I was looking for a proof such as for sample variance where it's shown that expected value of sample variance with n-1 in the denominator yields the parameter. I'm not even sure what pooled sample variance / residual variance tries to estimate $$ E[\frac{1}{n-k}\sum_{i=1}^{n}(y_i-\bar{y}_{g(i)})^2] = E[\frac{1}{n-k}\sum_{i=1}^{k}(n_j - 1)s_j^2] =?$$ n - # observations, k - # groups, $n_j$ # observations in $j$ groups, $s_j^2$ group variance. $g(i)$ assign

Is it population variance? I think no, because it's about groups.

My attempt was: $$ E[\frac{1}{n-k}\sum_{i=1}^{k}(n_j - 1)s_j^2] = \frac{1}{n-k}\sum_{i=1}^{k}(n_j - 1)E[s_j^2] $$ Yet I'm not sure what is the expectation of the group. Thanks

Answer 1

First note that $n=\sum_{i=1}^{k}n_j$. Secondly, for each group $j$ we consider the following linear model:

$$X_{ji}=\mu_j+\epsilon_{ji}, i=1,\dots,n_j$$

where $\epsilon_{ij}$ are independent and follow $\mathcal N (0,\sigma^2)$.
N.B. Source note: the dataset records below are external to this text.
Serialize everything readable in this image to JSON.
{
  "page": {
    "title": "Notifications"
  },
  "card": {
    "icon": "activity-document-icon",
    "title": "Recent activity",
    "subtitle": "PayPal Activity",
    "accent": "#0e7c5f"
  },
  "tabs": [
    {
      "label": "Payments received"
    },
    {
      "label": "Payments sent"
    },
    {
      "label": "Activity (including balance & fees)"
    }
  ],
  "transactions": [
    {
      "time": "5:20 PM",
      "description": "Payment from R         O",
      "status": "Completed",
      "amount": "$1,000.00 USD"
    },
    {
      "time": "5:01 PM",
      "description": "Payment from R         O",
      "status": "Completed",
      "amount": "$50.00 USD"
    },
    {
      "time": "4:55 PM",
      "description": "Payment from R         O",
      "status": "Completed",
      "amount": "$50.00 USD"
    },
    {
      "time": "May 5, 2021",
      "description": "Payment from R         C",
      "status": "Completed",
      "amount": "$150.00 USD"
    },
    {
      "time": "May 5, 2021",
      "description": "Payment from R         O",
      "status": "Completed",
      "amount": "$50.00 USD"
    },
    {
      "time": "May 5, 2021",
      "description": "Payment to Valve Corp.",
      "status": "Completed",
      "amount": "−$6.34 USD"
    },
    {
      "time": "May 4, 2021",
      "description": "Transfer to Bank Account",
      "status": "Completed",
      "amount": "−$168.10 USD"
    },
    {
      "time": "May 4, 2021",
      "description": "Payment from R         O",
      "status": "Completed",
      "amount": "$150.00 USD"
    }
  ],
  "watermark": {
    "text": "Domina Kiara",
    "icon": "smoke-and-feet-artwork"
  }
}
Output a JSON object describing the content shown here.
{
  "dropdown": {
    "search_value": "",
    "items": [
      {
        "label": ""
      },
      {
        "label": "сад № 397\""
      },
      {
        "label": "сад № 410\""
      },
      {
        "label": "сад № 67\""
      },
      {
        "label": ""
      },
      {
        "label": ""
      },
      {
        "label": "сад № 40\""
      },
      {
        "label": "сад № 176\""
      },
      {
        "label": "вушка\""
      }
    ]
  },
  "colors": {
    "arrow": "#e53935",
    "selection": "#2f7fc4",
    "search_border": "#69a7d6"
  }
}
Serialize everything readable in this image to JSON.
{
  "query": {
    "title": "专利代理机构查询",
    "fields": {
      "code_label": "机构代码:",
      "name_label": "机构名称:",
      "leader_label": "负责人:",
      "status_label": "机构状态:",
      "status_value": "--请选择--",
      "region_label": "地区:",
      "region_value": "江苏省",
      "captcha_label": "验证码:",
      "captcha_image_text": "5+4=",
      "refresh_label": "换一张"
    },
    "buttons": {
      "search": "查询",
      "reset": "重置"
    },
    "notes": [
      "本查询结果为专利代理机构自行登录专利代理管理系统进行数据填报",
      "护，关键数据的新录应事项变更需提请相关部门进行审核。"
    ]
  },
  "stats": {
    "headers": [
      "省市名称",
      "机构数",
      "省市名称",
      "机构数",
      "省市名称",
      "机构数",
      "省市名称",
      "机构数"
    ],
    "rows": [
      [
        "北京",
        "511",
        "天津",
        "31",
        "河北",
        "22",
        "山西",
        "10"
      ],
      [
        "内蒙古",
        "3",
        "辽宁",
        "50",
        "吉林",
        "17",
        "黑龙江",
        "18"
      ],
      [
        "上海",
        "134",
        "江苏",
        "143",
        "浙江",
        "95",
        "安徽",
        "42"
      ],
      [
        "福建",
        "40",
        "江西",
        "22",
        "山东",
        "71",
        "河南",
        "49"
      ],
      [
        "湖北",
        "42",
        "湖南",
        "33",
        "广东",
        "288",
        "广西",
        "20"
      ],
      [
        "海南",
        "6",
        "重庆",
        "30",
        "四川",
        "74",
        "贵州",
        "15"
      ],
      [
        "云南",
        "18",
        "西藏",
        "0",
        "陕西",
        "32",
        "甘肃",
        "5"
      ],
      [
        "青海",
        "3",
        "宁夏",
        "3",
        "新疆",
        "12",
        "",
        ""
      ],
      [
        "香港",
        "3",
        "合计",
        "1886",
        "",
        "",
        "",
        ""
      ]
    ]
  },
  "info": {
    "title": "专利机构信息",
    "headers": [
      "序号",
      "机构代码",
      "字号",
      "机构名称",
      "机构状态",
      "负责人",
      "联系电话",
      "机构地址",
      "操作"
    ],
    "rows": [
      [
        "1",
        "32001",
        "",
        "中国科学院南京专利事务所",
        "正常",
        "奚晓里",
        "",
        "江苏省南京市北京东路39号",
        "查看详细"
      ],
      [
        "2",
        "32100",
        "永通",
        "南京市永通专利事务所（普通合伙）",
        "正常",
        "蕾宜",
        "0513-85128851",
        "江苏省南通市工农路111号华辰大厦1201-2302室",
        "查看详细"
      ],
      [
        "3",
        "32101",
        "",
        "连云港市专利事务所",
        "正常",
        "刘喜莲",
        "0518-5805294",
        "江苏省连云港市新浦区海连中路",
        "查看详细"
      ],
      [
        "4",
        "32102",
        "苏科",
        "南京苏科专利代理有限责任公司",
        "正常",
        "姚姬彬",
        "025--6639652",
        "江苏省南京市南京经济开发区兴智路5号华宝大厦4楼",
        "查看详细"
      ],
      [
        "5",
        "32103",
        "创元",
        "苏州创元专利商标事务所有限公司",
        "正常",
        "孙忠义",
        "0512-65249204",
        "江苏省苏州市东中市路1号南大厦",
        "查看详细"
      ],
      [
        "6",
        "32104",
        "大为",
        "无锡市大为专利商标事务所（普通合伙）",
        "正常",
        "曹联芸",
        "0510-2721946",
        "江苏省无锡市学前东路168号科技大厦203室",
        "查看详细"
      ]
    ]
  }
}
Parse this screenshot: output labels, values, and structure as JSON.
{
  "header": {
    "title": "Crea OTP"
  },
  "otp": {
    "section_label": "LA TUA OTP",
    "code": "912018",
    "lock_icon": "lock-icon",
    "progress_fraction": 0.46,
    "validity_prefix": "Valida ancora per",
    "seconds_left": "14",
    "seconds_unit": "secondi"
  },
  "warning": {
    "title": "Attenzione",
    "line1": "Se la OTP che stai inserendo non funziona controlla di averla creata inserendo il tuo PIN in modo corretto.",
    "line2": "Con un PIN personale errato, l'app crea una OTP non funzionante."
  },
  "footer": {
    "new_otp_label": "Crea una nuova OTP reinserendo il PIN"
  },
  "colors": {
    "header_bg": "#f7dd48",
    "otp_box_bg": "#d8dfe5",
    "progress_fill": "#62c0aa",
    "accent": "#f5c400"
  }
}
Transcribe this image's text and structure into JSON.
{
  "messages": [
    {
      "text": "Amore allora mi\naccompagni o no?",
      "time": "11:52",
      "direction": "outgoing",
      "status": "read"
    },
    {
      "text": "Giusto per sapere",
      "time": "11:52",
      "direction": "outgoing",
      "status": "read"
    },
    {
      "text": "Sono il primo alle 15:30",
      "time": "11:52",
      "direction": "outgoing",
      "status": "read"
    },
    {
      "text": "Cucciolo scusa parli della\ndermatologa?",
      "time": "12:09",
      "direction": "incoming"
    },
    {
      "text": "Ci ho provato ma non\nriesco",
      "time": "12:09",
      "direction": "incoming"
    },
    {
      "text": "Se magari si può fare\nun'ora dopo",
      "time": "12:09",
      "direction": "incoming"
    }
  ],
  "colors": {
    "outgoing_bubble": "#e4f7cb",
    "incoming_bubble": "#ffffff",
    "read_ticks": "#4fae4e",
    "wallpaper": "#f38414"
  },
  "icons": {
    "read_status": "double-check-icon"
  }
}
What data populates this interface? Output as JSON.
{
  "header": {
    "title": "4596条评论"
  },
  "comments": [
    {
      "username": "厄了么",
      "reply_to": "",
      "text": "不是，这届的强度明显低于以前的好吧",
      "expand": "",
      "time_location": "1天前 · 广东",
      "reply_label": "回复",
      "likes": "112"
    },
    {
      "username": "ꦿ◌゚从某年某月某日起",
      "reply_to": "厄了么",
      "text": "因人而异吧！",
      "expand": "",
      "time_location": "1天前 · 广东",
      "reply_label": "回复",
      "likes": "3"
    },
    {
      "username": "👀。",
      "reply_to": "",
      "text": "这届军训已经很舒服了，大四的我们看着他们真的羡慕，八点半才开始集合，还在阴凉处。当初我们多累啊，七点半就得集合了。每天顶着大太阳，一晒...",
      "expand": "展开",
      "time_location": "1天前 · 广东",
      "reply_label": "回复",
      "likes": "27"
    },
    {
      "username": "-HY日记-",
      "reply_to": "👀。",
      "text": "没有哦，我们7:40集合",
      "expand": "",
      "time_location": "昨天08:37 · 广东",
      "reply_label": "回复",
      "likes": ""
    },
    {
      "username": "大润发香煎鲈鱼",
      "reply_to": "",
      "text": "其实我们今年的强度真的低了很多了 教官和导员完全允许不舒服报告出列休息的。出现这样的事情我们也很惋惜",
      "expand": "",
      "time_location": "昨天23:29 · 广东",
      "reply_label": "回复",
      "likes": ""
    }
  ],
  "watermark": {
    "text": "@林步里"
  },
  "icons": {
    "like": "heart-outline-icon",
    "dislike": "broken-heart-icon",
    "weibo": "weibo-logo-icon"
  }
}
Hence, the sample variance $S^2_j$ of the observations $X_{ji}, i=1,\dots,n_j$ from group $j$ is an unbiased estimator of $\sigma^2$, i.e., $\mathbb E[S_j^2]$. Finally, we have

$$\text{MSE}=\frac{SSE}{n-k}= \mathbb E [\frac{1}{n-k}\sum_{i=1}^{k}(n_j - 1)S_j^2] = \frac{1}{n-k}\sum_{i=1}^{k}(n_j - 1) \mathbb E[S_j^2]\\=\frac{1}{n-k}\sum_{i=1}^{k}(n_j - 1)\sigma^2 =\sigma^2 \frac{1}{n-k} \left ( \sum_{i=1}^{k}n_j -k \right )=\sigma^2,$$

which means that $\text{MSE}$ is also an unbiased estimator $\sigma^2$ (it is better as it has a less variation compared to each $S^2_j$). Now you can see why $n-k$ is used here.